The prostate is composed of many elements, including the epithelium, which secretes a component of the seminal fluid, and the stroma, which acts as the supporting scaffolding upon which the rest is built. Each is associated with specific and common illness: The epithelium gives rise to prostate adenocarcinoma and the stroma gives rise to benign enlargement that can cause urinary obstruction.
Mixed in with the other elements are muscle, nerves, and blood vessels, which carry nutrients to the prostate. The blood vessels also carry cells that fight disease, including infectious agents, such as bacteria, and respond to trauma; they also carry medications, such as antibiotics.

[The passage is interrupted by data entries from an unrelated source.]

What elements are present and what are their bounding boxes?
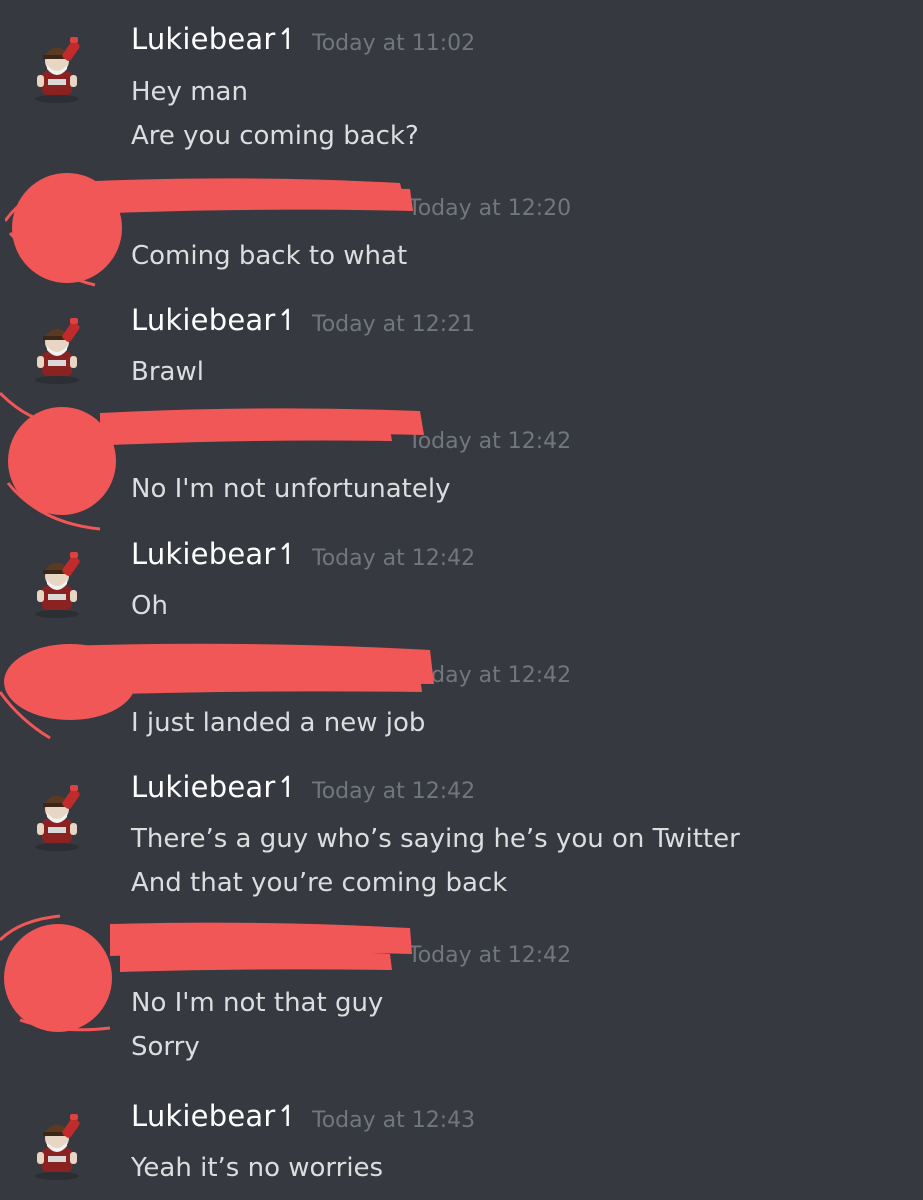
username[interactable]: Lukiebear↿: [131, 303, 300, 337]
message-text: Coming back to what: [131, 241, 408, 271]
timestamp[interactable]: Today at 12:42: [312, 779, 475, 804]
username[interactable]: Lukiebear↿: [131, 537, 300, 571]
message-text: No I'm not unfortunately: [131, 474, 451, 504]
message-text: Sorry: [131, 1032, 200, 1062]
message-text: No I'm not that guy: [131, 988, 384, 1018]
message-text: Are you coming back?: [131, 121, 419, 151]
avatar-lukiebear[interactable]: [22, 316, 92, 386]
timestamp[interactable]: Today at 12:21: [312, 312, 475, 337]
message-text: Brawl: [131, 357, 204, 387]
avatar-lukiebear[interactable]: [22, 1112, 92, 1182]
avatar-lukiebear[interactable]: [22, 35, 92, 105]
message-text: Yeah it’s no worries: [131, 1153, 384, 1183]
avatar-redacted[interactable]: [22, 200, 92, 270]
username[interactable]: Lukiebear↿: [131, 770, 300, 804]
avatar-lukiebear[interactable]: [22, 550, 92, 620]
avatar-redacted[interactable]: [22, 667, 92, 737]
timestamp[interactable]: Today at 12:42: [312, 546, 475, 571]
timestamp[interactable]: Today at 12:42: [408, 429, 571, 454]
avatar-redacted[interactable]: [22, 433, 92, 503]
message-text: I just landed a new job: [131, 708, 426, 738]
message-text: There’s a guy who’s saying he’s you on T…: [131, 824, 740, 854]
timestamp[interactable]: Today at 12:42: [408, 663, 571, 688]
avatar-lukiebear[interactable]: [22, 783, 92, 853]
timestamp[interactable]: Today at 12:43: [312, 1108, 475, 1133]
message-text: Oh: [131, 591, 168, 621]
message-text: Hey man: [131, 77, 248, 107]
message-text: And that you’re coming back: [131, 868, 508, 898]
timestamp[interactable]: Today at 12:20: [408, 196, 571, 221]
username[interactable]: Lukiebear↿: [131, 22, 300, 56]
avatar-redacted[interactable]: [22, 947, 92, 1017]
timestamp[interactable]: Today at 11:02: [312, 31, 475, 56]
username[interactable]: Lukiebear↿: [131, 1099, 300, 1133]
timestamp[interactable]: Today at 12:42: [408, 943, 571, 968]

The cells that fight disease are interchangeably known as white blood cells, leukocytes, and inflammatory cells. This class of cells is then subdivided into sub-classes, including neutrophils, eosinophils, monocytes, and lymphocytes, each with somewhat separable roles in the response to illness.
In many cases, clinical symptoms are tightly correlated with the presence in organs of inflammatory cells. For example, gingivitis, which can be an intensely painful condition, is associated with a concentration of inflammatory cells in the gums. Accordingly, it was for a long time thought that symptomatic prostatitis is associated with an inflammatory response in the prostate. This is apparently false.
The opportunity to examine the relationship of prostate inflammation to clinical symptoms came up in the context of a study about prostate cancer prevention using a 5-alpha reductase inhibitor known as dutasteride. This is because every patient who entered the study had to first have a prostate biopsy, from which pathologists could determine the degree of inflammation (and cancer, which if present disqualified the patient from the cancer prevention trial). These patients then also completed a questionnaire that measured their clinical prostatitis symptoms using the NIH Chronic Prostatitis Symptom Index (CPSI). Overall, the study found no "substantive links" between CPSI and inflammation.